Afterward, when I filled out my report, I’d stared at the papers for a long time, evaluating exactly what to write. These were the forms that would be used in court.

I faced a dilemma: tell the whole truth about physically assaulting him and risk that he would get off, or tell the truth up to a point and let justice be done.

In the end I simply wrote that there was an altercation and that the suspect’s jaw was broken during his apprehension. Later, Basque inexplicably claimed it’d happened when I swung the meat hook at him. I’d done it to distract him. But the meat hook never hit him at all.

Why he said that was still a mystery to me.

In fact, I could come up with only one reason: he knew he was going to be put away and it was a power play, something to hold over me while he was in prison.
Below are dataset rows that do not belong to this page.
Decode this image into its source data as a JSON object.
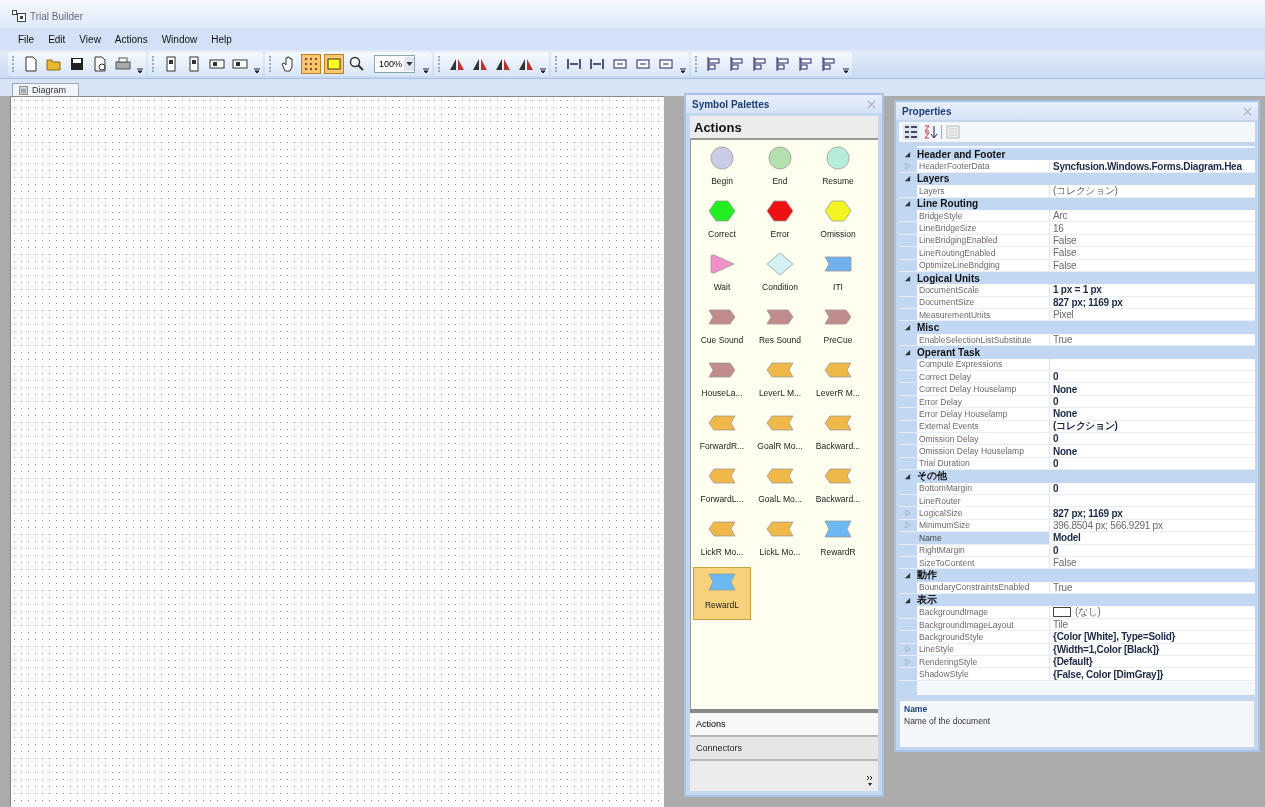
{
  "window": {
    "title": "Trial Builder"
  },
  "menu": [
    "File",
    "Edit",
    "View",
    "Actions",
    "Window",
    "Help"
  ],
  "toolbar_groups": [
    {
      "tools": [
        {
          "kind": "new-file",
          "on": false
        },
        {
          "kind": "open-folder",
          "on": false
        },
        {
          "kind": "save",
          "on": false
        },
        {
          "kind": "print-preview",
          "on": false
        },
        {
          "kind": "printer",
          "on": false
        }
      ]
    },
    {
      "tools": [
        {
          "kind": "arrange",
          "on": false
        },
        {
          "kind": "arrange",
          "on": false
        },
        {
          "kind": "arrange-wide",
          "on": false
        },
        {
          "kind": "arrange-wide",
          "on": false
        }
      ]
    },
    {
      "tools": [
        {
          "kind": "hand",
          "on": false
        },
        {
          "kind": "grid",
          "on": true
        },
        {
          "kind": "frame",
          "on": true
        },
        {
          "kind": "magnifier",
          "on": false
        },
        {
          "kind": "zoom-combo",
          "on": false,
          "value": "100%"
        }
      ]
    },
    {
      "tools": [
        {
          "kind": "flip",
          "on": false
        },
        {
          "kind": "flip",
          "on": false
        },
        {
          "kind": "flip",
          "on": false
        },
        {
          "kind": "flip",
          "on": false
        }
      ]
    },
    {
      "tools": [
        {
          "kind": "distribute",
          "on": false
        },
        {
          "kind": "distribute",
          "on": false
        },
        {
          "kind": "resize",
          "on": false
        },
        {
          "kind": "resize",
          "on": false
        },
        {
          "kind": "resize",
          "on": false
        }
      ]
    },
    {
      "tools": [
        {
          "kind": "align",
          "on": false
        },
        {
          "kind": "align",
          "on": false
        },
        {
          "kind": "align",
          "on": false
        },
        {
          "kind": "align",
          "on": false
        },
        {
          "kind": "align",
          "on": false
        },
        {
          "kind": "align",
          "on": false
        }
      ]
    }
  ],
  "document_tabs": [
    {
      "label": "Diagram",
      "selected": true
    }
  ],
  "symbol_palettes": {
    "title": "Symbol Palettes",
    "palette_title": "Actions",
    "symbols": [
      {
        "label": "Begin",
        "kind": "circle",
        "color": "#c8cce6",
        "selected": false
      },
      {
        "label": "End",
        "kind": "circle",
        "color": "#b4e0ae",
        "selected": false
      },
      {
        "label": "Resume",
        "kind": "circle",
        "color": "#b6ecdc",
        "selected": false
      },
      {
        "label": "Correct",
        "kind": "hexagon",
        "color": "#22ee22",
        "selected": false
      },
      {
        "label": "Error",
        "kind": "hexagon",
        "color": "#ee1111",
        "selected": false
      },
      {
        "label": "Omission",
        "kind": "hexagon",
        "color": "#f4f422",
        "selected": false
      },
      {
        "label": "Wait",
        "kind": "triangle",
        "color": "#f090c8",
        "selected": false
      },
      {
        "label": "Condition",
        "kind": "diamond",
        "color": "#d2f2f8",
        "selected": false
      },
      {
        "label": "ITI",
        "kind": "flag",
        "color": "#70b0ee",
        "selected": false
      },
      {
        "label": "Cue Sound",
        "kind": "arrow-right",
        "color": "#c08c8c",
        "selected": false
      },
      {
        "label": "Res Sound",
        "kind": "arrow-right",
        "color": "#c08c8c",
        "selected": false
      },
      {
        "label": "PreCue",
        "kind": "arrow-right",
        "color": "#c08c8c",
        "selected": false
      },
      {
        "label": "HouseLa...",
        "kind": "arrow-right",
        "color": "#c08c8c",
        "selected": false
      },
      {
        "label": "LeverL M...",
        "kind": "arrow-left",
        "color": "#f0b848",
        "selected": false
      },
      {
        "label": "LeverR M...",
        "kind": "arrow-left",
        "color": "#f0b848",
        "selected": false
      },
      {
        "label": "ForwardR...",
        "kind": "arrow-left",
        "color": "#f0b848",
        "selected": false
      },
      {
        "label": "GoalR Mo...",
        "kind": "arrow-left",
        "color": "#f0b848",
        "selected": false
      },
      {
        "label": "Backward...",
        "kind": "arrow-left",
        "color": "#f0b848",
        "selected": false
      },
      {
        "label": "ForwardL...",
        "kind": "arrow-left",
        "color": "#f0b848",
        "selected": false
      },
      {
        "label": "GoalL Mo...",
        "kind": "arrow-left",
        "color": "#f0b848",
        "selected": false
      },
      {
        "label": "Backward...",
        "kind": "arrow-left",
        "color": "#f0b848",
        "selected": false
      },
      {
        "label": "LickR Mo...",
        "kind": "arrow-left",
        "color": "#f0b848",
        "selected": false
      },
      {
        "label": "LickL Mo...",
        "kind": "arrow-left",
        "color": "#f0b848",
        "selected": false
      },
      {
        "label": "RewardR",
        "kind": "bowtie",
        "color": "#6cb8f2",
        "selected": false
      },
      {
        "label": "RewardL",
        "kind": "bowtie",
        "color": "#6cb8f2",
        "selected": true
      }
    ],
    "tabs": [
      {
        "label": "Actions",
        "selected": true
      },
      {
        "label": "Connectors",
        "selected": false
      }
    ]
  },
  "properties": {
    "title": "Properties",
    "categories": [
      {
        "name": "Header and Footer",
        "expanded": true,
        "rows": [
          {
            "name": "HeaderFooterData",
            "value": "Syncfusion.Windows.Forms.Diagram.Hea",
            "bold": true,
            "expandable": true,
            "selected": false,
            "swatch": false
          }
        ]
      },
      {
        "name": "Layers",
        "expanded": true,
        "rows": [
          {
            "name": "Layers",
            "value": "(コレクション)",
            "bold": false,
            "expandable": false,
            "selected": false,
            "swatch": false
          }
        ]
      },
      {
        "name": "Line Routing",
        "expanded": true,
        "rows": [
          {
            "name": "BridgeStyle",
            "value": "Arc",
            "bold": false,
            "expandable": false,
            "selected": false,
            "swatch": false
          },
          {
            "name": "LineBridgeSize",
            "value": "16",
            "bold": false,
            "expandable": false,
            "selected": false,
            "swatch": false
          },
          {
            "name": "LineBridgingEnabled",
            "value": "False",
            "bold": false,
            "expandable": false,
            "selected": false,
            "swatch": false
          },
          {
            "name": "LineRoutingEnabled",
            "value": "False",
            "bold": false,
            "expandable": false,
            "selected": false,
            "swatch": false
          },
          {
            "name": "OptimizeLineBridging",
            "value": "False",
            "bold": false,
            "expandable": false,
            "selected": false,
            "swatch": false
          }
        ]
      },
      {
        "name": "Logical Units",
        "expanded": true,
        "rows": [
          {
            "name": "DocumentScale",
            "value": "1 px = 1 px",
            "bold": true,
            "expandable": false,
            "selected": false,
            "swatch": false
          },
          {
            "name": "DocumentSize",
            "value": "827 px; 1169 px",
            "bold": true,
            "expandable": false,
            "selected": false,
            "swatch": false
          },
          {
            "name": "MeasurementUnits",
            "value": "Pixel",
            "bold": false,
            "expandable": false,
            "selected": false,
            "swatch": false
          }
        ]
      },
      {
        "name": "Misc",
        "expanded": true,
        "rows": [
          {
            "name": "EnableSelectionListSubstitute",
            "value": "True",
            "bold": false,
            "expandable": false,
            "selected": false,
            "swatch": false
          }
        ]
      },
      {
        "name": "Operant Task",
        "expanded": true,
        "rows": [
          {
            "name": "Compute Expressions",
            "expandable": false,
            "selected": false,
            "swatch": false
          },
          {
            "name": "Correct Delay",
            "value": "0",
            "bold": true,
            "expandable": false,
            "selected": false,
            "swatch": false
          },
          {
            "name": "Correct Delay Houselamp",
            "value": "None",
            "bold": true,
            "expandable": false,
            "selected": false,
            "swatch": false
          },
          {
            "name": "Error Delay",
            "value": "0",
            "bold": true,
            "expandable": false,
            "selected": false,
            "swatch": false
          },
          {
            "name": "Error Delay Houselamp",
            "value": "None",
            "bold": true,
            "expandable": false,
            "selected": false,
            "swatch": false
          },
          {
            "name": "External Events",
            "value": "(コレクション)",
            "bold": true,
            "expandable": false,
            "selected": false,
            "swatch": false
          },
          {
            "name": "Omission Delay",
            "value": "0",
            "bold": true,
            "expandable": false,
            "selected": false,
            "swatch": false
          },
          {
            "name": "Omission Delay Houselamp",
            "value": "None",
            "bold": true,
            "expandable": false,
            "selected": false,
            "swatch": false
          },
          {
            "name": "Trial Duration",
            "value": "0",
            "bold": true,
            "expandable": false,
            "selected": false,
            "swatch": false
          }
        ]
      },
      {
        "name": "その他",
        "expanded": true,
        "rows": [
          {
            "name": "BottomMargin",
            "value": "0",
            "bold": true,
            "expandable": false,
            "selected": false,
            "swatch": false
          },
          {
            "name": "LineRouter",
            "expandable": false,
            "selected": false,
            "swatch": false
          },
          {
            "name": "LogicalSize",
            "value": "827 px; 1169 px",
            "bold": true,
            "expandable": true,
            "selected": false,
            "swatch": false
          },
          {
            "name": "MinimumSize",
            "value": "396.8504 px; 566.9291 px",
            "bold": false,
            "expandable": true,
            "selected": false,
            "swatch": false
          },
          {
            "name": "Name",
            "value": "Model",
            "bold": true,
            "expandable": false,
            "selected": true,
            "swatch": false
          },
          {
            "name": "RightMargin",
            "value": "0",
            "bold": true,
            "expandable": false,
            "selected": false,
            "swatch": false
          },
          {
            "name": "SizeToContent",
            "value": "False",
            "bold": false,
            "expandable": false,
            "selected": false,
            "swatch": false
          }
        ]
      },
      {
        "name": "動作",
        "expanded": true,
        "rows": [
          {
            "name": "BoundaryConstraintsEnabled",
            "value": "True",
            "bold": false,
            "expandable": false,
            "selected": false,
            "swatch": false
          }
        ]
      },
      {
        "name": "表示",
        "expanded": true,
        "rows": [
          {
            "name": "BackgroundImage",
            "value": "(なし)",
            "bold": false,
            "expandable": false,
            "selected": false,
            "swatch": true
          },
          {
            "name": "BackgroundImageLayout",
            "value": "Tile",
            "bold": false,
            "expandable": false,
            "selected": false,
            "swatch": false
          },
          {
            "name": "BackgroundStyle",
            "value": "{Color [White], Type=Solid}",
            "bold": true,
            "expandable": false,
            "selected": false,
            "swatch": false
          },
          {
            "name": "LineStyle",
            "value": "{Width=1,Color [Black]}",
            "bold": true,
            "expandable": true,
            "selected": false,
            "swatch": false
          },
          {
            "name": "RenderingStyle",
            "value": "{Default}",
            "bold": true,
            "expandable": true,
            "selected": false,
            "swatch": false
          },
          {
            "name": "ShadowStyle",
            "value": "{False, Color [DimGray]}",
            "bold": true,
            "expandable": false,
            "selected": false,
            "swatch": false
          }
        ]
      }
    ],
    "description": {
      "title": "Name",
      "text": "Name of the document"
    }
  }
}
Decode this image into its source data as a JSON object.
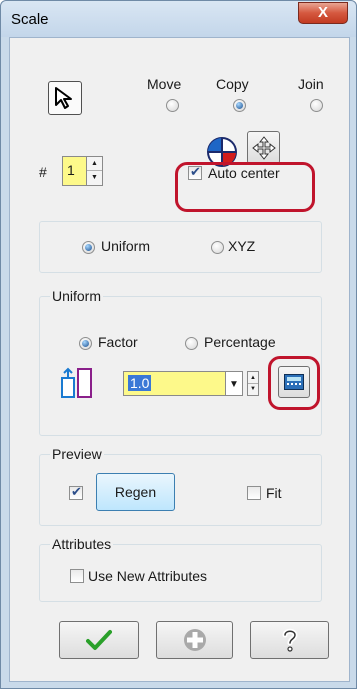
{
  "window": {
    "title": "Scale",
    "close_symbol": "X"
  },
  "mode": {
    "options": [
      "Move",
      "Copy",
      "Join"
    ],
    "selected": "Copy"
  },
  "count": {
    "label": "#",
    "value": "1"
  },
  "auto_center": {
    "label": "Auto center",
    "checked": true
  },
  "scale_type": {
    "options": [
      "Uniform",
      "XYZ"
    ],
    "selected": "Uniform"
  },
  "uniform": {
    "title": "Uniform",
    "options": [
      "Factor",
      "Percentage"
    ],
    "selected": "Factor",
    "value": "1.0"
  },
  "preview": {
    "title": "Preview",
    "regen_label": "Regen",
    "regen_checked": true,
    "fit_label": "Fit",
    "fit_checked": false
  },
  "attributes": {
    "title": "Attributes",
    "use_new_label": "Use New Attributes",
    "checked": false
  },
  "colors": {
    "highlight_ring": "#c0142c",
    "input_fill": "#fdf98a",
    "ok_green": "#2aa02a"
  },
  "icons": {
    "select": "cursor-arrow-icon",
    "center": "center-pie-icon",
    "move": "move-arrows-icon",
    "scale": "scale-shape-icon",
    "calculator": "calculator-icon",
    "ok": "checkmark-icon",
    "apply": "plus-circle-icon",
    "help": "question-mark-icon"
  }
}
But motives are always a mystery.

Especially those of a psychopath.

* * *

SWAT was already there when our pilot settled the chopper onto the water treatment plant’s parking lot.

While it’s true that there’s often a sense of rivalry between law enforcement agencies, I’d never had any issues with the DC Metropolitan Police Department, and now Brian Shaw, the SWAT commander, approached us.